I shivered now from both the cold, annoyance, and from something else I couldn’t name. I went to the kitchen to brew a mug of tea. Minutes later, I returned. With the mug clutched to my breast, I retrieved the book and plopped onto the sofa. Elvira leaped up and snuggled between me and the cushions. Cold house, chilled by what I’d just read, a warm cat lying beside me: without realizing I was doing it, I scratched the cat’s neck. Her response was a contented purr.

With the book resting on my lap, I raised my mug and blew at the steam. “Satisfied now?” I said.

The cat rubbed her head on my arm.

“Yeah, I’m going to read it.”

She mewed.

I rested the mug on the coffee table. The afghan pulled nearly up to my chin, I opened the book.

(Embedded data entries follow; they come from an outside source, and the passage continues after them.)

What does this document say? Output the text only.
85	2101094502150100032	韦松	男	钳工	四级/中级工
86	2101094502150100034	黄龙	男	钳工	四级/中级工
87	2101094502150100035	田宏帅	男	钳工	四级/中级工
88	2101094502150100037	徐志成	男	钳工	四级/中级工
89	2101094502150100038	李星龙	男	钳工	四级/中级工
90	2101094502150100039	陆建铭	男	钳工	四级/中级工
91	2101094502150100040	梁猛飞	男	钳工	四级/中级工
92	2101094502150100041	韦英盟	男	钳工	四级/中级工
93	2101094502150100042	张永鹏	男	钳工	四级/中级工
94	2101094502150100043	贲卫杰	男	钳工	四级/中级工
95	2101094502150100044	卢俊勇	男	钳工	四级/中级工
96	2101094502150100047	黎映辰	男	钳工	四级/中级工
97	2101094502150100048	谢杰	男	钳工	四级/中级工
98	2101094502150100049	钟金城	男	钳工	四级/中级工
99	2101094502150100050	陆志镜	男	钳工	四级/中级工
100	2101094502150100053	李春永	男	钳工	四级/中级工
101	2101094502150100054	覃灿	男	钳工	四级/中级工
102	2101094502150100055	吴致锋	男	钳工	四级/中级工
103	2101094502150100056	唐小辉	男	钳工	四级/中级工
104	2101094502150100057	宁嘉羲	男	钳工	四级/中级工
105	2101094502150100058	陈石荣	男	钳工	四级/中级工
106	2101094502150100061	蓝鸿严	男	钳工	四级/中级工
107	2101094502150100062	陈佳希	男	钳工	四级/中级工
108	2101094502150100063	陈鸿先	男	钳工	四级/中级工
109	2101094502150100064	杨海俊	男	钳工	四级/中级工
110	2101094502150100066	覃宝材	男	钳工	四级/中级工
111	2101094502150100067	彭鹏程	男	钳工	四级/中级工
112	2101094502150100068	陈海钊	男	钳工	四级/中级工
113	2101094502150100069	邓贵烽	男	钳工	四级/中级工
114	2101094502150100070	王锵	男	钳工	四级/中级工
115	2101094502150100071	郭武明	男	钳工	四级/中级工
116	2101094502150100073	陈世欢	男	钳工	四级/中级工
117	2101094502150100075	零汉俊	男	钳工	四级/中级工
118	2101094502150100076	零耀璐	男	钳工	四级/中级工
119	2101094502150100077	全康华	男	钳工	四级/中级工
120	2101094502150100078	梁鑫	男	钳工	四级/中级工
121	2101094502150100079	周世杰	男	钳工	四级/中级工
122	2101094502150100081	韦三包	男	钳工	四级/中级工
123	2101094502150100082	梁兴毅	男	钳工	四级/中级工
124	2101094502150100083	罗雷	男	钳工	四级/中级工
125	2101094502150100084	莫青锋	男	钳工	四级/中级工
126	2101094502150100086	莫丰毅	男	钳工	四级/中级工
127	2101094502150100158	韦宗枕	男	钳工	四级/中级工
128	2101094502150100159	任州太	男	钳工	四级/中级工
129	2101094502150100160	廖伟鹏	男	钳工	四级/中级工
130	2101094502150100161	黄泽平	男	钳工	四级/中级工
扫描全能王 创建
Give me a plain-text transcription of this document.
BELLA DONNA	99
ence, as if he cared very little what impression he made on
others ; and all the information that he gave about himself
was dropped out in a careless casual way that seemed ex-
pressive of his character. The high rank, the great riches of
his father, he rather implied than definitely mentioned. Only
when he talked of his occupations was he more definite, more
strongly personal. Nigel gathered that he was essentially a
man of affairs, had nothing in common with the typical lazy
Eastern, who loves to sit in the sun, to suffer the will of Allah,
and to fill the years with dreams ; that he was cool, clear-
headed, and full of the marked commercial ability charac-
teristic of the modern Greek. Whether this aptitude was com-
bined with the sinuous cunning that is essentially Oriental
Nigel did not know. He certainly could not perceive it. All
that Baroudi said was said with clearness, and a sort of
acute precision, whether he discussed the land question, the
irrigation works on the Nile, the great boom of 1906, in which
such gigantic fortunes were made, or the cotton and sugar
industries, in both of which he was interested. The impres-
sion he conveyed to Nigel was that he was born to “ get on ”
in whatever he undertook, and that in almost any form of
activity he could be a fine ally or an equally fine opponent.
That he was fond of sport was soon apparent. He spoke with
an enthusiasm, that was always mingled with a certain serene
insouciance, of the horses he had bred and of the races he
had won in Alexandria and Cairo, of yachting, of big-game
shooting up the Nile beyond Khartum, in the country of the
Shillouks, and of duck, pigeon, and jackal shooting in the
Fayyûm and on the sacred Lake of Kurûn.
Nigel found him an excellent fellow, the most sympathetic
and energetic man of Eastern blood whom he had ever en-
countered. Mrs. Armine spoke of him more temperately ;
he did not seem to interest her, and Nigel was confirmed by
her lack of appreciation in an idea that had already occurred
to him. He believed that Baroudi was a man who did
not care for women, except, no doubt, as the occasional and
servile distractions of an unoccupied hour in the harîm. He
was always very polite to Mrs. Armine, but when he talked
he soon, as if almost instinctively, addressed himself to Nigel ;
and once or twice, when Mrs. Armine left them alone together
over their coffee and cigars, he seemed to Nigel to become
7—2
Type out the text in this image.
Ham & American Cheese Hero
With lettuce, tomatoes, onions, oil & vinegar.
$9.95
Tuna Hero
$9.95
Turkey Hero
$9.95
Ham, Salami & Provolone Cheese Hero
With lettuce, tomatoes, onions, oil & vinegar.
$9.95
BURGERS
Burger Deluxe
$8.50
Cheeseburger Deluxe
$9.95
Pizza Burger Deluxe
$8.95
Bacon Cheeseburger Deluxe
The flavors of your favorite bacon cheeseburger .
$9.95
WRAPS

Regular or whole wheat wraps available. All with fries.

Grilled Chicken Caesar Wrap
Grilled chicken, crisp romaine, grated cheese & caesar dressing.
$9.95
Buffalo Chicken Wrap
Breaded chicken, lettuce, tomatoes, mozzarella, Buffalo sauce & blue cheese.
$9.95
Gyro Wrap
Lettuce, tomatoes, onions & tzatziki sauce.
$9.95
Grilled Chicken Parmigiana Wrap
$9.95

Through the rest of the morning and most of the afternoon, I devoured the text as if it were food and I was starving. It told that, though accusations of witchcraft in Salem had begun years before, the witch-scare reached a crescendo in January 1692, when a group of young girls began to behave as if they were high on LSD. Which they were. Sort of. I’d read somewhere it was ergot poisoning—something in the wheat they harvested back then. It didn’t dawn on the girls to say they’d been bewitched until a country physician named Griggs suggested it. In short order, suspicion ran wild, and a farm woman asked a slave
named Tituba, to bake a ‘witch cake’—a concoction guaranteed to lift any spell cast by Devil worshippers.
Then, as if late at night people heard Macbeth’s three witch sisters cackling around their cauldron, the madness spread. Pressured by the townsfolk, at the end of February one of the girls identified Tituba as the source of the spell. Then they said it was Sarah Goode. No one thought to catch his breath, step back, and logically consider what was going on—not after Judge Cotton Mather insisted the Court of Oyer and Terminer had to conduct the trials so quickly, the accused might have been hauled in the front door, condemned, and dragged out the back door to Gallows Hill in less than an hour. That’s what happened to the Goode woman, who in July took what was once called a ‘short-drop’—dangling from a tree branch until she choked to death. Fearful she might be the next to be accused, Sarah’s daughter, the child of her first marriage to Daniel Poole, fled Salem. The girl’s name was Emlyn.

Emlyn. Sarah Goode. The book spoke about my family!
My great, great, great, great—I gave up trying to count back generations—grandmother had been hanged as a witch. No wonder my parents never spoke about our family.

When I closed the book, perspiration was dripping down my neck. I’d been so lost in the trials, convictions, and executions, I hadn’t realized the power had been turned on. My house was now overly warm. Or perhaps it was my brain that had gone hot.